The NRA is the monster in the house. They have been allowed by both the Democrats and Republicans to grow too big for their pants. This is a tough battle.

Mars identified and outlined the correct approach. Anything more than that will lead to failure to combat the powerful NRA.

What is buddy Skelly's take on this ?

How about you Base ?

The NRA supports Republicans(rich white racists men and women). There is no need for assault rifles for the ordinary citizens. They belong to the military. Limit the magazine size. The Republicans are good at instilling fear to their supporters that the Democrats will take their guns.

FM
skeldon_man posted:
yuji22 posted:

The NRA is the monster in the house. They have been allowed by both the Democrats and Republicans to grow too big for their pants. This is a tough battle.

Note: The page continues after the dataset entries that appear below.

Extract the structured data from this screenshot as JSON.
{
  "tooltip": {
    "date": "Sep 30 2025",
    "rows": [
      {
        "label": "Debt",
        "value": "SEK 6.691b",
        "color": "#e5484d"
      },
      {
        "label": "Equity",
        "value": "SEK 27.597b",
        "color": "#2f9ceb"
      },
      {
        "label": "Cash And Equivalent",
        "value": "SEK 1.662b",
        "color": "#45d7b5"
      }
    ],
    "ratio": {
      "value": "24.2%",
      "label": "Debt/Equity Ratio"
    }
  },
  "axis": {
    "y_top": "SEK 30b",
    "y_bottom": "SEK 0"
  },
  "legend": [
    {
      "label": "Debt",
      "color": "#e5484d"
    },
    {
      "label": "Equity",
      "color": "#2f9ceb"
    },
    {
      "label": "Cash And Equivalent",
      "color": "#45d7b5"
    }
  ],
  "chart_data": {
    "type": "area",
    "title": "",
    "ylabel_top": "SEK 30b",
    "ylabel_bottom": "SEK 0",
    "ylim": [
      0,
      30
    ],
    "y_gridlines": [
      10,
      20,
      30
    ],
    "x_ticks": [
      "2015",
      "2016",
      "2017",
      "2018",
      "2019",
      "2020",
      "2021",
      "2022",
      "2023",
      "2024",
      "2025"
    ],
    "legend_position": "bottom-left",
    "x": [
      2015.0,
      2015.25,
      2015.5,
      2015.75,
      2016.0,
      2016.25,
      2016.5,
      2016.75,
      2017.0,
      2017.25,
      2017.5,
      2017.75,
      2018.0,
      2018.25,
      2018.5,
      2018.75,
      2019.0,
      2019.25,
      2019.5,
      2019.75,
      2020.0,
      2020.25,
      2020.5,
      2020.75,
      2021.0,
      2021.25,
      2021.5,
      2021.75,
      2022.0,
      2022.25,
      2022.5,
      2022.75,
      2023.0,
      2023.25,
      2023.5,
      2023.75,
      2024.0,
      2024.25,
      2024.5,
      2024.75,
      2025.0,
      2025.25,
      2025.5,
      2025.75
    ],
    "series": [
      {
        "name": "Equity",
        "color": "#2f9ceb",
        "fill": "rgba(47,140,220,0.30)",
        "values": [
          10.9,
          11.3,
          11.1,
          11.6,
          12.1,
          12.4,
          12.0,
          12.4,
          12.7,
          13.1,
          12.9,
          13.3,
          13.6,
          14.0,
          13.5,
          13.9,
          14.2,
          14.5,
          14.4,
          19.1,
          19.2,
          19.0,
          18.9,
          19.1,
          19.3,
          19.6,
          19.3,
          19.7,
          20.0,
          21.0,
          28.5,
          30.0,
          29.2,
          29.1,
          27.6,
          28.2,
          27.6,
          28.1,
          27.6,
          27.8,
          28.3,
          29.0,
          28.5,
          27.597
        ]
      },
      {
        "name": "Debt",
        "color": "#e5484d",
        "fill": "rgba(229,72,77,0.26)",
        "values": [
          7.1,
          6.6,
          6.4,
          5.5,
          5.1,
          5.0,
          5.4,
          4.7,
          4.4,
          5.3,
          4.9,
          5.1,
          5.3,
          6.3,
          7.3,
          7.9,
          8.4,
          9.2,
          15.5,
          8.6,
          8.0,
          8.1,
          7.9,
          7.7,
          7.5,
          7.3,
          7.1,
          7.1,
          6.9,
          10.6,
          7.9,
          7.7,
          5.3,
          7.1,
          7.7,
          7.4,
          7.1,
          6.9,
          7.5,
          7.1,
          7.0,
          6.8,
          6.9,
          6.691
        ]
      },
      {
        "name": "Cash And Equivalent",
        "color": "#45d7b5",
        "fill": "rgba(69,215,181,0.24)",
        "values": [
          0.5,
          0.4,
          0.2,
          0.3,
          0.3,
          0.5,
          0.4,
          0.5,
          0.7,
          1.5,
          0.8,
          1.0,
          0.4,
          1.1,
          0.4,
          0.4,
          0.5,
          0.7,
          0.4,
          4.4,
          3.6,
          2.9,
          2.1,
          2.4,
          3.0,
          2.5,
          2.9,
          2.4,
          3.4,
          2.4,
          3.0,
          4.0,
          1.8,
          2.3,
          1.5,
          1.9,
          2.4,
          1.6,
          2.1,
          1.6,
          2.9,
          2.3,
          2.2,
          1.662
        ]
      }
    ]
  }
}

Mars identified and outlined the correct approach. Anything more than that will lead to failure to combat the powerful NRA.

What is buddy Skelly's take on this ?

How about you Base ?

 There is no need for assault rifles for the ordinary citizens. They belong to the military. Limit the magazine size. 

I have always stated that assault rifles belong to the military. I agree with you 100 percent on that.

FM

With North Korea offering to give up their nuclear weapons, it will be very difficult for gun manufacturers and the NRA to argue that any US government would become tyrannical. Obviously, that was only what the lobby did to whip Americans into a frenzy so they can sell more weapons. Americans do not have an appetite to be president indefinitely. Look how old Obama got in 8 years as president. So did W as well as Clinton. Trump was already an old fart when he became president so aging will not be conspicuous for him. He will replace that phenomenon with just becoming more of an a$$. 

Speaking of weapons, last week when Trump signed the funding bill (after pretending that he opposed it) many on the right were hyming and hawing that the $1.3T bill was excessive. Yet none of them will complain about more than half of it, $700B was allocated to the military. With so much of the world not needing or caring for our military to defend them and with our schools, roads, bridges, drug and medicine addition, mental health issues, we still found the need to allocate more than half of the funding to the military and leaving every other need to scramble for the bits.